Shares in BP slumped late on Thursday after the group was found by a US judge to be “grossly negligent” and “reckless” in the Gulf of Mexico four years ago.

Shares in BP fell a further 0.8 per cent this morning, having closed down 5.6 per cent yesterday, after U.S. District Judge Carl Barbier delivered a ruling against the oil giant which opens it up to further fines.

No fine was mentioned because the ruling did not provide specifics on how many barrels of oil BP actually spilt during the disaster, but estimates in the market are that the ruling could cost the company an extra $18bn (£11bn) in fines, on top of the $42bn it has already paid out.
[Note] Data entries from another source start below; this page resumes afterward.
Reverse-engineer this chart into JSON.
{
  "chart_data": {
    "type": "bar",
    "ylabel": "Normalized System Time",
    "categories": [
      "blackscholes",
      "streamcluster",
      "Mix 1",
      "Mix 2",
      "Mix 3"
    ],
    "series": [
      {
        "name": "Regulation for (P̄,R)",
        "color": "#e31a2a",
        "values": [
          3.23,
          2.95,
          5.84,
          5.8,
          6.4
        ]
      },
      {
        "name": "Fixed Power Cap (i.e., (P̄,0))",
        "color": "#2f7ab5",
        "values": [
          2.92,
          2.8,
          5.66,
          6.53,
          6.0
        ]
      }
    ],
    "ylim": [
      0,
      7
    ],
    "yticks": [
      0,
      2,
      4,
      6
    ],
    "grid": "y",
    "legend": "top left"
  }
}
Barbier ruled BP was mostly at fault and that two other companies in the case, Transocean and Halliburton, were less responsible for the disaster.

A surge of methane gas known to rig hands as a “kick” sparked an explosion aboard the Deepwater Horizon rig as it was drilling the mile-deep Macondo 252 well off Louisiana back in 2010, leading to a number of deaths and the subsequent oil spill.

BP said it “strongly disagrees” with the decision and will immediately appeal to the United States Court of Appeals for the Fifth Circuit.

“BP believes that the finding that it was grossly negligent with respect to the accident and that its activities at the Macondo well amounted to willful misconduct is not supported by the evidence at trial,” it said.

“The law is clear that proving gross negligence is a very high bar that was not met in this case. BP believes that an impartial view of the record does not support the erroneous conclusion reached by the District Court.”

It added during the penalty proceedings, BP will seek to show that its conduct merits a penalty that was well below the maximum allowed.